Não posso atestar aqui a fidedignidade para com a obra original, mas acredito que a animação tome lá suas liberdades, especialmente em momentos onde o visual e músicas se destacam acima dos diálogos, por mais que o autor sejá o próprio roteirista. Além disso, o filme conta com diversos cortes e encaixes estranhos de trama, que me fazem perguntar se não existe um director’s cut. Mas no fim deve ser algo previsto para destacar somente o mais importante no enredo.
Algo que sim, incomoda, mas jamais faz o filme ser ruim. Num geral ele apresenta uma aventura bem divertida e incrivelmente séria, com diversos momentos adultos em meio a trama mais simples de se buscar outros unicórnios. O filme também está repleto de ótimos diálogos, talvez um tanto destoantes por serem claramente do texto do livro, e as dublagens num geral são muito satisfatórias, com destaque a Mia Farrow como o unicórnio, Angela Lansbury como a assustadora bruxa Mammy Fortuna e Christopher Lee como o icônico vilão Rei Haggar.
Mas nem tudo é para se elogiar. Temos escolhas questionáveis, como Jeff Bridges dublando o Príncipe Lir, alguns personagens pouco utilizados, e apesar de adorar as músicas compostas por Jimmy Webb, especialmente as da banda America, quando sai do grupo de rock a qualidade claramente cai. Em sua maior parte dá para ver o filme, mas tem 2 músicas em especial que me dão sono.
E ainda assim, eu acho que um enredo mais cantado seria melhor, puxando para outros filmes como Spirit. Sei que é estranho colocar um filme de 2002 ao lado de um de 82, mas ambos são bem parecidos na ideia de uma jornada quase às cegas, com muitos problemas e o rock opera detalhando a trajetória. Só que Unicórnio acaba tendo menos sons e cenários, e talvez esse último seja o maior problema.
As músicas podem fazer dar sono, mas ainda estão contando o ótimo enredo do filme. Já o problema com os cenários, ou atos se preferir, é que o filme parece só despencar. O início na floresta, que tem mais música, é super cativante, e depois o circo de Mammy Fortuna traz uma boa dose de drama, ação e novos personagens, mas é curto, com um desnecessário interlúdio com bandidos. Daí chegamos a parte do Rei Haggar, e o filme quase inteiro se passa nessa região, com cortes cada vez mais bruscos e alguns trechos difíceis de se entender. Menos música, mais drama, romance e um clima pra lá de sonífero.

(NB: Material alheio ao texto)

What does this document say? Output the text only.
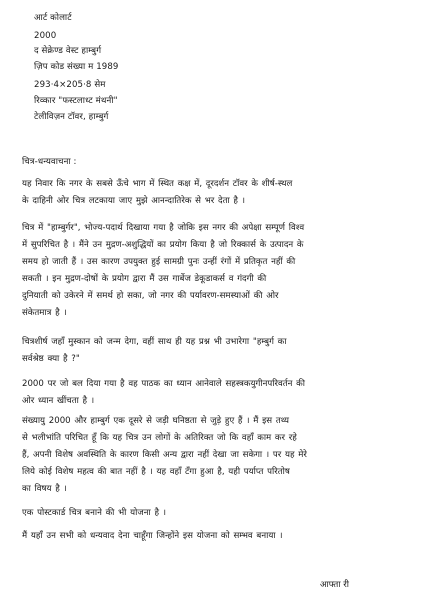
आर्ट कोलार्ट
2000
द सेक्रेण्ड वेस्ट हाम्बुर्ग
ज़िप कोड संख्या म 1989
293·4×205·8 सेम
रिव्कार "फस्टलाध्ट मंथनी"
टेलीविज़न टॉवर, हाम्बुर्ग
चित्र-धन्यवाचना :
यह निवार कि नगर के सबसे ऊँचे भाग में स्थित कक्ष में, दूरदर्शन टॉवर के शीर्ष-स्थल
के दाहिनी ओर चित्र लटकाया जाए मुझे आनन्दातिरेक से भर देता है ।
चित्र में "हाम्बुर्गर", भोज्य-पदार्थ दिखाया गया है जोकि इस नगर की अपेक्षा सम्पूर्ण विश्व
में सुपरिचित है । मैंने उन मुद्रण-अशुद्धियों का प्रयोग किया है जो रिक्कार्स के उत्पादन के
समय हो जाती हैं । उस कारण उपयुक्त हुई सामग्री पुनः उन्हीं रंगों में प्रतिकृत नहीं की
सकती । इन मुद्रण-दोषों के प्रयोग द्वारा मैं उस गार्बेज डेकूडाकर्स व गंदगी की
दुनियाती को उकेरने में समर्थ हो सका, जो नगर की पर्यावरण-समस्याओं की ओर
संकेतमात्र है ।
चित्रशीर्ष जहाँ मुस्कान को जन्म देगा, वहीं साथ ही यह प्रश्न भी उभारेगा "हम्बुर्ग का
सर्वश्रेष्ठ क्या है ?"
2000 पर जो बल दिया गया है वह पाठक का ध्यान आनेवाले सहस्त्रकयुगीनपरिवर्तन की
ओर ध्यान खींचता है ।
संख्यायु 2000 और हाम्बुर्ग एक दूसरे से जड़ी घनिष्ठता से जुड़े हुए हैं । मैं इस तथ्य
से भलीभांति परिचित हूँ कि यह चित्र उन लोगों के अतिरिक्त जो कि वहाँ काम कर रहे
हैं, अपनी विशेष अवस्थिति के कारण किसी अन्य द्वारा नहीं देखा जा सकेगा । पर यह मेरे
लिये कोई विशेष महत्व की बात नहीं है । यह वहाँ टँगा हुआ है, यही पर्याप्त परितोष
का विषय है ।
एक पोस्टकार्ड चित्र बनाने की भी योजना है ।
मैं यहाँ उन सभी को धन्यवाद देना चाहूँगा जिन्होंने इस योजना को सम्भव बनाया ।
आफ्ता री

O filme tenta trazer alguns pontos bem interessantes nesse caminho. Ele é bastante feminista, apesar dos diretores e autor, e claramente tem um que de preservação da natureza, com uma especie em estinção no destaque. Também rejeita diversos ideais dos seres humanos, e tem alguns diálogos afiados. Porém tudo é ofuscado pela clara “agilidade” que tiveram ao juntar tudo no filme.
E isso faz dele ruim? Longe disso, pois seria o mesmo que falar que Calderão Negro é ruim. No exemplo falo de um filme corrido e sem conclusão, mas que é muito divertido por conta de todas as demais partes. O Último Unicórnio me dá a mesma sensação, só que melhor. É um filme completo, mas com um monte de partes que parecem mal colocadas, que deveriam fazer o longa ser ruim, mas que no fim, após consumir tudo, seu único pensamento acaba sendo “que filme bonito, que músicas fodas”, e todo o restante que lhe incomoda já não tem mais tanta importância
Não diria que é um clássico, mas por tudo aqui experimentado, das animações, a dublagem, músicas e visual, certamente é uma hidden gem e um filme que merece ser visto, nem que uma única vez.